In this work, the authors present a comprehensive methodology for multizone sound field reproduction using specially designed speech masking filters. The masking filters are designed to maximise speech privacy and quality. Trade-offs between speech privacy and quality are shown to exist and parameters are provided in the methods to control those trade-offs. An accurate and precise formulation of grating lobes from spatial aliasing in multizone reproduction scenarios is provided and used to enhance the masking filters. The mathematical descriptions and thorough methodology are evaluated using simulations and a real world implementation of a multizone sound field reproduction system.
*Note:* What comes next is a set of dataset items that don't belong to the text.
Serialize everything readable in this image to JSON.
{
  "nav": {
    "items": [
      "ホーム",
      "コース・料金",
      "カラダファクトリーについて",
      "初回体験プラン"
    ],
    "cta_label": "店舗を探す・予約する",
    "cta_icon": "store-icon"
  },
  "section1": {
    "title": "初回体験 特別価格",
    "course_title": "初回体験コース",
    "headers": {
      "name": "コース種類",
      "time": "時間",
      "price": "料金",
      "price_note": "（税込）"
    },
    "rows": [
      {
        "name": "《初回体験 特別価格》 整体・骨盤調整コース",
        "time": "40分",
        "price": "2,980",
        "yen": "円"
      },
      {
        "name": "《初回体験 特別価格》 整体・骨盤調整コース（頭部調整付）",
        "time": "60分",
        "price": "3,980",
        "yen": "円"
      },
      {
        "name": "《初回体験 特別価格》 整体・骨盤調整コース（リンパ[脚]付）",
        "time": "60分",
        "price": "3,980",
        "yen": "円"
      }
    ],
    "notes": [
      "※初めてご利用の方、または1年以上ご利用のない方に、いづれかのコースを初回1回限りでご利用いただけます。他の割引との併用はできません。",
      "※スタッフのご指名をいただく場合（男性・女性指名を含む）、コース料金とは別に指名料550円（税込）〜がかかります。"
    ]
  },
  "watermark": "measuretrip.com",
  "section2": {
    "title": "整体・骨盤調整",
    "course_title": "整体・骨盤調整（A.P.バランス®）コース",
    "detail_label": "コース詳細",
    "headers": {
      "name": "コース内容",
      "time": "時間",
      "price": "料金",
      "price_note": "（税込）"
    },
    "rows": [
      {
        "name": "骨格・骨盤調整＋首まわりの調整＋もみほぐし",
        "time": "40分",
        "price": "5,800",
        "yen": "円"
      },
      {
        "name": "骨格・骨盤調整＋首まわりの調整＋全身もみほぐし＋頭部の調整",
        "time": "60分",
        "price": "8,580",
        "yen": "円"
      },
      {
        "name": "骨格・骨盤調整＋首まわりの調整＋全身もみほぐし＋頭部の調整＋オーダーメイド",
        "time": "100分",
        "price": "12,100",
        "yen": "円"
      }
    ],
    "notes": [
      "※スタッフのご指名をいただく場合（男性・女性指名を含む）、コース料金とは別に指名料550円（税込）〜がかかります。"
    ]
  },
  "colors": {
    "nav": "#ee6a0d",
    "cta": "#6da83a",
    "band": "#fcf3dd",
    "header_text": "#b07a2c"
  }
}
Using a planar array of microphones and loudspeakers, the authors show in this work a theoretical approach to actively suppressing the reflection of sound from boundaries, such as room walls. The filters that are proposed are applicable to real-time implementations and it is shown that the active absorption is similar to that of passive fibre panel absorption.
Using only two microphones, like those commonly found on mobile devices, we show in this work how to count the number of people talking in a meeting scenario. This paper has been presented at and published in the proceedings of the 2017 Asia Pacific Signal and Information Processing Association Annual Summit and Conference (APSIPA ASC) in Kuala Lumpur, Malaysia.
Ever wondered if you could cancel someones voice without the need for a physical wall or partition? In this work presented at ICASSP 2017 in New Orleans, USA, we investigate the possibilities of cancelling speech over a loudspeaker wall. The method is not limited to speech, in-fact, it works much better for periodic signals as the non-stationarity of speech degrades the performance.
Blindly counting the number of speech sources (talkers) in a meeting room can be a difficult task. This paper was presented at HSCMA 2017 at the Google Offices in San Francisco and shows how using coherent-to-diffuse ratios could allow real-time source counting.